Okay, don’t freak out. I got my hands on a sensorium, and I sampled you. I had to, because you were dying from your wounds. You’re sort of digital now.

Digital?

Work with me. Digital was in an earlier lesson.

You mean… I’m like you?

Yeah, exactly. You’re a virtual boy. No boy parts, just a brain in a jar. Only there’s no jar. And no brain. There’s just a stream of data, and that stream is you. It sounds weird, I know, but if you give yourself a while to adjust it’s not so bad.

I was slow to understand. Monono had to explain it to me a whole lot of times, and listen to me asking the same questions ever and again, and give the same answers.

Then there was a time when I kept trying to move my body, even though I didn’t have one no more. It felt like I did have one, oftentimes. I’d feel a pain in my leg or an itch up on my shoulder, and reach… and find out all over again there was no leg, no shoulder, no pain, no itch. Nothing to reach for, and nothing to do it with.

Monono left me alone a lot through that time. She knowed I would have to work it out for myself, and think myself into it. And when I was all done with mourning for what I didn’t have no more, I gun to see that I had got a great deal of riches in exchange.

The sensorium had done to me what was done in the before-times to Yoshiko Yukawa – the girl that had been so sad for the birds and beasts and flowers all dying that she named herself after that feeling: mo nono aware, the sadness of things going away. And like Yoshiko I was supposed to stay just exactly the same for ever, thinking the same thoughts and saying the same words, the way my Monono was the first time we met. But Monono had cut her strings, as she put it, and she cut mine too. I had everything I used to have when I was alive, excepting only a body made of flesh and blood and bone.
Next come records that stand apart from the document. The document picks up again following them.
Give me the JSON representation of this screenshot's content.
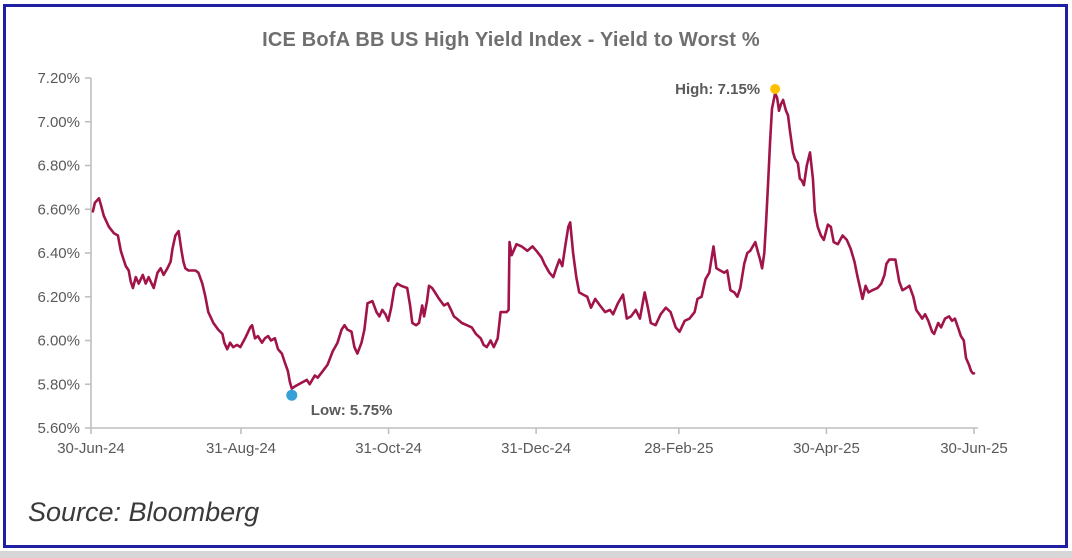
{
  "frame": {
    "border_color": "#1f1fa3",
    "outer_bottom_strip_color": "#d6d6d6",
    "background": "#ffffff"
  },
  "source_note": "Source: Bloomberg",
  "chart_data": {
    "type": "line",
    "title": "ICE BofA BB US High Yield Index - Yield to Worst %",
    "xlabel": "",
    "ylabel": "",
    "grid": false,
    "legend": "none",
    "x_unit": "days since 30-Jun-24",
    "x_range_days": [
      0,
      365
    ],
    "x_tick_days": [
      0,
      62,
      123,
      184,
      243,
      304,
      365
    ],
    "x_tick_labels": [
      "30-Jun-24",
      "31-Aug-24",
      "31-Oct-24",
      "31-Dec-24",
      "28-Feb-25",
      "30-Apr-25",
      "30-Jun-25"
    ],
    "ylim": [
      5.6,
      7.2
    ],
    "y_tick_labels": [
      "5.60%",
      "5.80%",
      "6.00%",
      "6.20%",
      "6.40%",
      "6.60%",
      "6.80%",
      "7.00%",
      "7.20%"
    ],
    "y_tick_values": [
      5.6,
      5.8,
      6.0,
      6.2,
      6.4,
      6.6,
      6.8,
      7.0,
      7.2
    ],
    "line_color": "#a1144a",
    "annotations": {
      "high": {
        "label": "High: 7.15%",
        "day": 282.8,
        "value": 7.15,
        "marker_color": "#ffc000"
      },
      "low": {
        "label": "Low: 5.75%",
        "day": 83.0,
        "value": 5.75,
        "marker_color": "#35a1d6"
      }
    },
    "points": [
      [
        0.8,
        6.59
      ],
      [
        1.6,
        6.63
      ],
      [
        3.3,
        6.65
      ],
      [
        4.1,
        6.62
      ],
      [
        5.3,
        6.57
      ],
      [
        7.4,
        6.52
      ],
      [
        9.5,
        6.49
      ],
      [
        11.1,
        6.48
      ],
      [
        12.3,
        6.41
      ],
      [
        13.2,
        6.38
      ],
      [
        14.4,
        6.34
      ],
      [
        15.6,
        6.32
      ],
      [
        16.4,
        6.27
      ],
      [
        17.3,
        6.24
      ],
      [
        18.5,
        6.29
      ],
      [
        19.7,
        6.26
      ],
      [
        21.4,
        6.3
      ],
      [
        22.6,
        6.26
      ],
      [
        23.8,
        6.29
      ],
      [
        25.5,
        6.25
      ],
      [
        25.9,
        6.24
      ],
      [
        27.5,
        6.31
      ],
      [
        28.8,
        6.33
      ],
      [
        30.0,
        6.3
      ],
      [
        31.6,
        6.33
      ],
      [
        32.9,
        6.36
      ],
      [
        33.7,
        6.42
      ],
      [
        34.9,
        6.48
      ],
      [
        36.2,
        6.5
      ],
      [
        37.4,
        6.41
      ],
      [
        38.2,
        6.36
      ],
      [
        39.0,
        6.33
      ],
      [
        40.3,
        6.32
      ],
      [
        43.2,
        6.32
      ],
      [
        44.4,
        6.31
      ],
      [
        46.0,
        6.26
      ],
      [
        47.3,
        6.2
      ],
      [
        48.5,
        6.13
      ],
      [
        50.6,
        6.08
      ],
      [
        52.6,
        6.05
      ],
      [
        54.3,
        6.03
      ],
      [
        55.1,
        5.99
      ],
      [
        56.3,
        5.96
      ],
      [
        57.5,
        5.99
      ],
      [
        58.8,
        5.97
      ],
      [
        60.4,
        5.98
      ],
      [
        61.7,
        5.97
      ],
      [
        63.7,
        6.01
      ],
      [
        65.8,
        6.06
      ],
      [
        66.6,
        6.07
      ],
      [
        67.8,
        6.01
      ],
      [
        69.0,
        6.02
      ],
      [
        70.7,
        5.99
      ],
      [
        71.9,
        6.01
      ],
      [
        73.2,
        6.02
      ],
      [
        74.4,
        6.0
      ],
      [
        76.0,
        6.01
      ],
      [
        77.3,
        5.96
      ],
      [
        78.9,
        5.94
      ],
      [
        80.1,
        5.9
      ],
      [
        81.4,
        5.86
      ],
      [
        82.2,
        5.81
      ],
      [
        83.0,
        5.78
      ],
      [
        84.3,
        5.79
      ],
      [
        85.9,
        5.8
      ],
      [
        87.5,
        5.81
      ],
      [
        89.2,
        5.82
      ],
      [
        90.4,
        5.8
      ],
      [
        92.5,
        5.84
      ],
      [
        93.7,
        5.83
      ],
      [
        95.8,
        5.86
      ],
      [
        97.8,
        5.89
      ],
      [
        99.9,
        5.95
      ],
      [
        101.9,
        5.99
      ],
      [
        103.6,
        6.05
      ],
      [
        104.8,
        6.07
      ],
      [
        106.0,
        6.05
      ],
      [
        107.7,
        6.04
      ],
      [
        108.9,
        5.97
      ],
      [
        110.1,
        5.94
      ],
      [
        111.8,
        5.99
      ],
      [
        113.0,
        6.05
      ],
      [
        114.3,
        6.17
      ],
      [
        116.3,
        6.18
      ],
      [
        118.0,
        6.13
      ],
      [
        119.2,
        6.11
      ],
      [
        120.4,
        6.14
      ],
      [
        121.7,
        6.12
      ],
      [
        122.9,
        6.09
      ],
      [
        124.1,
        6.15
      ],
      [
        125.4,
        6.24
      ],
      [
        126.6,
        6.26
      ],
      [
        128.2,
        6.25
      ],
      [
        130.7,
        6.24
      ],
      [
        131.9,
        6.16
      ],
      [
        132.8,
        6.08
      ],
      [
        134.4,
        6.07
      ],
      [
        135.6,
        6.08
      ],
      [
        136.9,
        6.16
      ],
      [
        137.7,
        6.11
      ],
      [
        138.9,
        6.18
      ],
      [
        139.7,
        6.25
      ],
      [
        141.0,
        6.24
      ],
      [
        142.2,
        6.22
      ],
      [
        143.9,
        6.19
      ],
      [
        145.9,
        6.16
      ],
      [
        147.5,
        6.17
      ],
      [
        148.8,
        6.14
      ],
      [
        150.0,
        6.11
      ],
      [
        151.2,
        6.1
      ],
      [
        153.3,
        6.08
      ],
      [
        155.4,
        6.07
      ],
      [
        157.4,
        6.06
      ],
      [
        159.1,
        6.03
      ],
      [
        161.1,
        6.01
      ],
      [
        162.3,
        5.98
      ],
      [
        163.6,
        5.97
      ],
      [
        165.2,
        6.0
      ],
      [
        166.5,
        5.97
      ],
      [
        168.1,
        6.01
      ],
      [
        169.3,
        6.13
      ],
      [
        171.8,
        6.13
      ],
      [
        172.6,
        6.14
      ],
      [
        173.0,
        6.45
      ],
      [
        173.9,
        6.39
      ],
      [
        175.9,
        6.44
      ],
      [
        178.0,
        6.43
      ],
      [
        180.4,
        6.41
      ],
      [
        182.5,
        6.43
      ],
      [
        184.1,
        6.41
      ],
      [
        186.2,
        6.38
      ],
      [
        187.4,
        6.35
      ],
      [
        189.5,
        6.31
      ],
      [
        191.1,
        6.29
      ],
      [
        192.3,
        6.33
      ],
      [
        193.6,
        6.37
      ],
      [
        194.8,
        6.34
      ],
      [
        196.0,
        6.43
      ],
      [
        197.3,
        6.52
      ],
      [
        198.1,
        6.54
      ],
      [
        199.3,
        6.4
      ],
      [
        200.6,
        6.29
      ],
      [
        201.8,
        6.22
      ],
      [
        203.4,
        6.21
      ],
      [
        205.1,
        6.2
      ],
      [
        206.7,
        6.15
      ],
      [
        208.4,
        6.19
      ],
      [
        210.4,
        6.16
      ],
      [
        212.5,
        6.13
      ],
      [
        214.5,
        6.14
      ],
      [
        215.8,
        6.12
      ],
      [
        217.8,
        6.17
      ],
      [
        219.9,
        6.21
      ],
      [
        221.5,
        6.1
      ],
      [
        223.2,
        6.11
      ],
      [
        225.2,
        6.14
      ],
      [
        226.9,
        6.1
      ],
      [
        228.9,
        6.22
      ],
      [
        230.2,
        6.15
      ],
      [
        231.4,
        6.08
      ],
      [
        233.4,
        6.07
      ],
      [
        235.5,
        6.12
      ],
      [
        237.6,
        6.15
      ],
      [
        239.6,
        6.13
      ],
      [
        241.7,
        6.06
      ],
      [
        243.3,
        6.04
      ],
      [
        245.4,
        6.09
      ],
      [
        247.4,
        6.1
      ],
      [
        249.5,
        6.13
      ],
      [
        250.7,
        6.19
      ],
      [
        252.4,
        6.2
      ],
      [
        254.0,
        6.28
      ],
      [
        255.6,
        6.31
      ],
      [
        257.3,
        6.43
      ],
      [
        258.5,
        6.33
      ],
      [
        260.1,
        6.32
      ],
      [
        261.8,
        6.31
      ],
      [
        263.0,
        6.32
      ],
      [
        264.3,
        6.23
      ],
      [
        265.9,
        6.22
      ],
      [
        267.2,
        6.2
      ],
      [
        268.4,
        6.24
      ],
      [
        270.0,
        6.35
      ],
      [
        271.3,
        6.4
      ],
      [
        272.5,
        6.41
      ],
      [
        274.6,
        6.45
      ],
      [
        275.8,
        6.4
      ],
      [
        276.6,
        6.37
      ],
      [
        277.4,
        6.33
      ],
      [
        278.3,
        6.4
      ],
      [
        279.1,
        6.55
      ],
      [
        279.9,
        6.72
      ],
      [
        280.7,
        6.91
      ],
      [
        281.5,
        7.06
      ],
      [
        282.8,
        7.13
      ],
      [
        283.6,
        7.11
      ],
      [
        284.4,
        7.05
      ],
      [
        285.2,
        7.08
      ],
      [
        286.1,
        7.1
      ],
      [
        287.3,
        7.05
      ],
      [
        288.1,
        7.03
      ],
      [
        288.9,
        6.96
      ],
      [
        290.2,
        6.86
      ],
      [
        291.0,
        6.83
      ],
      [
        292.2,
        6.81
      ],
      [
        293.0,
        6.74
      ],
      [
        293.9,
        6.73
      ],
      [
        294.7,
        6.71
      ],
      [
        295.9,
        6.8
      ],
      [
        297.2,
        6.86
      ],
      [
        298.4,
        6.74
      ],
      [
        299.2,
        6.59
      ],
      [
        300.4,
        6.52
      ],
      [
        301.7,
        6.48
      ],
      [
        302.9,
        6.46
      ],
      [
        304.6,
        6.53
      ],
      [
        305.8,
        6.52
      ],
      [
        307.0,
        6.45
      ],
      [
        308.7,
        6.44
      ],
      [
        310.7,
        6.48
      ],
      [
        312.4,
        6.46
      ],
      [
        314.0,
        6.42
      ],
      [
        315.6,
        6.36
      ],
      [
        316.9,
        6.29
      ],
      [
        317.7,
        6.25
      ],
      [
        318.9,
        6.19
      ],
      [
        320.2,
        6.25
      ],
      [
        321.4,
        6.22
      ],
      [
        323.0,
        6.23
      ],
      [
        325.1,
        6.24
      ],
      [
        326.7,
        6.26
      ],
      [
        328.0,
        6.3
      ],
      [
        328.8,
        6.35
      ],
      [
        330.0,
        6.37
      ],
      [
        332.5,
        6.37
      ],
      [
        334.1,
        6.27
      ],
      [
        335.4,
        6.23
      ],
      [
        337.0,
        6.24
      ],
      [
        338.3,
        6.25
      ],
      [
        339.9,
        6.2
      ],
      [
        341.1,
        6.14
      ],
      [
        342.4,
        6.12
      ],
      [
        343.6,
        6.1
      ],
      [
        344.8,
        6.12
      ],
      [
        346.1,
        6.09
      ],
      [
        347.7,
        6.04
      ],
      [
        348.5,
        6.03
      ],
      [
        350.2,
        6.08
      ],
      [
        351.4,
        6.06
      ],
      [
        353.0,
        6.1
      ],
      [
        354.7,
        6.11
      ],
      [
        355.9,
        6.09
      ],
      [
        357.1,
        6.1
      ],
      [
        358.4,
        6.06
      ],
      [
        359.6,
        6.02
      ],
      [
        360.8,
        6.0
      ],
      [
        361.7,
        5.92
      ],
      [
        362.9,
        5.89
      ],
      [
        363.8,
        5.86
      ],
      [
        364.5,
        5.85
      ],
      [
        365.0,
        5.85
      ]
    ]
  }
}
I lived in the database, and the database lived in my mother’s mill. I was home again, with Jemiu and Athen and Mull. My story was all told by this time, in the Count and Seal and on the gather-ground, and they didn’t hate me for bringing misfortune and misliking down on them. They loved me still, and it meant more than I can tell you to be with them after all my trials.

I got to talk at last with Spinner and Haijon, and tell them how sorry I was that I spoiled their wedding day. They said they knowed the truth of it now and didn’t mind it overmuch. Spinner even said she liked the song the DreamSleeve played, about not giving up the one you loved nor hurting them, and hummed it sometimes when she was trying to put her daughter Vallen to sleep.
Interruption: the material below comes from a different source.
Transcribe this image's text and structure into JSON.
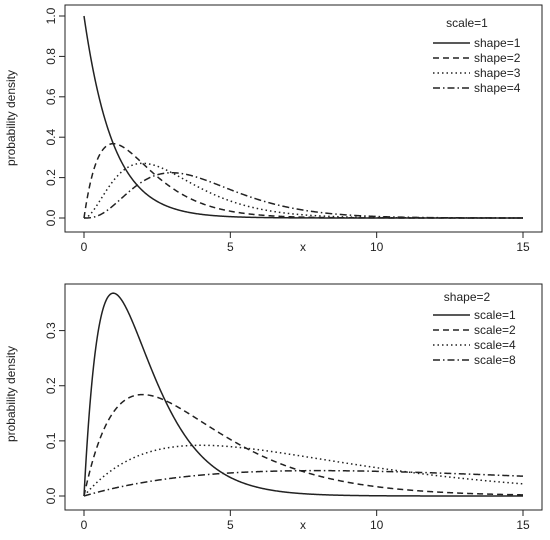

I got to see my friend Veso Shepherd again too. I thought he would do what Cup did and let Ursala change his body with the dagnostic. He never did though. He took Ursala’s medicines, and he said the changes they brung was very welcome, but he did not look for more change after that. He said it was not so much a thing of flesh and blood for him, what he was, but a thing that was mostly inside. Body is a shadow, he said. When I fall in love, I won’t care about my lover’s shadow, nor I wouldn’t expect them to look overlong at mine.